Żywotność pierwszej stożkowej lufy była niska, a wymiana luf po kilkudziesięciu strzałach była zbyt kosztowna. Dlatego zdecydowano się wymienić lufę stożkową na cylindryczno-stożkową. Wzięli standardową cylindryczną lufę z drobnymi rowkami i wyposażyli ją w stożkową dyszę o wadze jednej tony, którą po prostu przykręcono do standardowej lufy pistoletu.
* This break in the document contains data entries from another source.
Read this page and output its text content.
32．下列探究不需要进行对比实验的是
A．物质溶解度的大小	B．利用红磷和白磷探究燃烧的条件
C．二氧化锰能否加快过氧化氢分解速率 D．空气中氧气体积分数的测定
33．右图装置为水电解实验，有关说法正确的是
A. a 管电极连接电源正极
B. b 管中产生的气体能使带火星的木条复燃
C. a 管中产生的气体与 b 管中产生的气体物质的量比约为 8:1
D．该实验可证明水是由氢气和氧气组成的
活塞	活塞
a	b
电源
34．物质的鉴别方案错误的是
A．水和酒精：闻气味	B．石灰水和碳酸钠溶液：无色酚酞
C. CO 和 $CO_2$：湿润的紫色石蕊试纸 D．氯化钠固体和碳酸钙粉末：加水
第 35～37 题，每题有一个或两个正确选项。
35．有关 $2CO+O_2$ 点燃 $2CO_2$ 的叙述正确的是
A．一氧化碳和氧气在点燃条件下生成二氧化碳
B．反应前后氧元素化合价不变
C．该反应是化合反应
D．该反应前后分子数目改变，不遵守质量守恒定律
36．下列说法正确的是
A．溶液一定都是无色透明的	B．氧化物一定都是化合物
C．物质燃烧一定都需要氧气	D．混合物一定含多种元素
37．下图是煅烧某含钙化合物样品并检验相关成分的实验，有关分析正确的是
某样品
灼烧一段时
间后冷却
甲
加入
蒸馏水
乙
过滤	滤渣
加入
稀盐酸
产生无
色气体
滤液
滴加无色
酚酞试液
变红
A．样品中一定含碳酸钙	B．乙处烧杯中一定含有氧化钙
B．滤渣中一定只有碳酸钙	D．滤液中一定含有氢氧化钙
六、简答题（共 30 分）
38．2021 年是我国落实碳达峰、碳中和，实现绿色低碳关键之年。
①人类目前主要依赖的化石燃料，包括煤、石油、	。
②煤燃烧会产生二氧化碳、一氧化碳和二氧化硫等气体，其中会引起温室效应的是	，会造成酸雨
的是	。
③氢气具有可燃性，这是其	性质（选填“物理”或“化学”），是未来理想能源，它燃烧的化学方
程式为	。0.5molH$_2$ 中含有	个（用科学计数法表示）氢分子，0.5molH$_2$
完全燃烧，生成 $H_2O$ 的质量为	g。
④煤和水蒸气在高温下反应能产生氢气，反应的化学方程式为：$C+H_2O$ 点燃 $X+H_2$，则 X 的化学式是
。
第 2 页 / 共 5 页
Podczas strzelania żywotność dyszy stożkowej wynosiła około 150 strzałów, czyli więcej niż w przypadku radzieckich armat morskich B-1 180 mm (z drobnym gwintowaniem). Podczas strzelaniny w lipcu 1944 uzyskano prędkość początkową 1130 m/s i zasięg 50 km. Dalsze testy wykazały również, że pociski, które pierwotnie przeszły przez taką cylindryczną część, są bardziej stabilne w locie. Pistolety te wraz z ich twórcami zostały zdobyte przez wojska radzieckie w maju 1945 roku. Rewizja systemu K.3 z lufą cylindryczno-stożkową została przeprowadzona w latach 1945-1946 w mieście Semmerda (Turyngia) przez grupę niemieckich projektantów pod kierownictwem Assmanna.
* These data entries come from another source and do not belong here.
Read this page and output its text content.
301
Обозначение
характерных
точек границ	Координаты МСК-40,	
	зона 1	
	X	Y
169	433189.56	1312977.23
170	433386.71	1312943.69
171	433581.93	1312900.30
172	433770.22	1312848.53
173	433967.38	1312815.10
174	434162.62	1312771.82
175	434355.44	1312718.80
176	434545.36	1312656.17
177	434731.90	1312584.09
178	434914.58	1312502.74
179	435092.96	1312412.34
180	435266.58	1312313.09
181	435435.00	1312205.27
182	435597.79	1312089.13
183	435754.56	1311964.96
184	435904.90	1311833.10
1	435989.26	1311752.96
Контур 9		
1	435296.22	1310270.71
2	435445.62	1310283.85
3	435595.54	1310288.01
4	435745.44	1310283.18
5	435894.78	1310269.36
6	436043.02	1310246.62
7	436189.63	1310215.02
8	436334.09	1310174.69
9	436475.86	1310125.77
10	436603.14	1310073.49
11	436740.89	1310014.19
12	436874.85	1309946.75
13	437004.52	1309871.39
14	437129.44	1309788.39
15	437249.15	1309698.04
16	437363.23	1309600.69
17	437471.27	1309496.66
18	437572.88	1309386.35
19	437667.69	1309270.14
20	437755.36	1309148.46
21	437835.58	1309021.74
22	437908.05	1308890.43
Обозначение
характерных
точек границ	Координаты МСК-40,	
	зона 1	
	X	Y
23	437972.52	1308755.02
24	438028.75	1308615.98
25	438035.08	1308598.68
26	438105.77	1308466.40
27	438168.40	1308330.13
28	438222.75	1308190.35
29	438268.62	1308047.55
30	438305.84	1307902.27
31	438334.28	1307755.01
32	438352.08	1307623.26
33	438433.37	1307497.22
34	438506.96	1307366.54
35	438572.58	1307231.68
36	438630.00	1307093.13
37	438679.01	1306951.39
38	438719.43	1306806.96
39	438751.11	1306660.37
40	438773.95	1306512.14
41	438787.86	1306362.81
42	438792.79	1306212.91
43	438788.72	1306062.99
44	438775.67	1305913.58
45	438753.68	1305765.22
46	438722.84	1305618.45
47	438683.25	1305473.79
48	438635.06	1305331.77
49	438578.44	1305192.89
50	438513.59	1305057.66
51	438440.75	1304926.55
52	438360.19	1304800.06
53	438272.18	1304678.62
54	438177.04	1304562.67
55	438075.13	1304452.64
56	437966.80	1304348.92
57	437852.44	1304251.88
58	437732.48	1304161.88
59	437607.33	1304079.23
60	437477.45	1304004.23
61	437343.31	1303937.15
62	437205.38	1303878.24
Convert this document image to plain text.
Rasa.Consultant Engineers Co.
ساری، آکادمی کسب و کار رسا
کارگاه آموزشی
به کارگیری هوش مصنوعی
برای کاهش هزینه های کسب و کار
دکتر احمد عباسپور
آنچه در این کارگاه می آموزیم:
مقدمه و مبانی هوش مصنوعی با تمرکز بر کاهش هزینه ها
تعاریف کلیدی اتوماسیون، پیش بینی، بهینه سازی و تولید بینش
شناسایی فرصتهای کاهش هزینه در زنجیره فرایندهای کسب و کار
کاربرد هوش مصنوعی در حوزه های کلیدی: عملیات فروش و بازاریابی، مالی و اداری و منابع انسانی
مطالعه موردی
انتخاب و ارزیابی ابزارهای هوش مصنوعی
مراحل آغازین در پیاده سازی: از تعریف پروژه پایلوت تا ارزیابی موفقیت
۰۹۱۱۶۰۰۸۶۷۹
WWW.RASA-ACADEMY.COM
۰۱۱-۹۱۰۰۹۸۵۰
Do sierpnia 1943 r. Rheinmetall wyprodukował 15-centymetrową armatę przeciwlotniczą GerKt 65F ze zwężającą się lufą i zagiętym do tyłu pociskiem. Pocisk o prędkości 1200 m/s umożliwiał dotarcie do celów na wysokości 18 000 km, gdzie leciał przez 25 sekund. Jednak trwałość lufy na 86 pocisków położyła kres karierze tej wspaniałej broni - zużycie pocisków w artylerii przeciwlotniczej jest po prostu potworne.
Dokumentacja dział przeciwlotniczych ze stożkową lufą trafiła do Grupy Artylerii i Moździerzy Ministerstwa Uzbrojenia ZSRR, a w 1947 r. w zakładzie nr 8 w Swierdłowsku powstały sowieckie prototypy dział przeciwlotniczych ze stożkowym kanałem Utworzony. Pocisk działa 85/57 mm KS-29 miał prędkość początkową 1500 m/s, a pocisk działa 103/76 mm KS-24 – 1300 m/s. Dla nich stworzono oryginalną amunicję (swoją drogą, nadal klasyfikowaną).
Testy armat potwierdziły niemieckie niedociągnięcia - w szczególności niską przeżywalność, która położyła ostateczny kres takim armatom. Z drugiej strony systemy ze zwężającą się lufą kalibru 152-220 mm przed pojawieniem się w 1957 r. pocisków przeciwlotniczych S-75 mogły być jedynymi środkami do zwalczania samolotów rozpoznawczych na dużych wysokościach i pojedynczych bombowców odrzutowych - nosicieli nuklearnych. bronie. Jeśli oczywiście moglibyśmy się do nich dostać.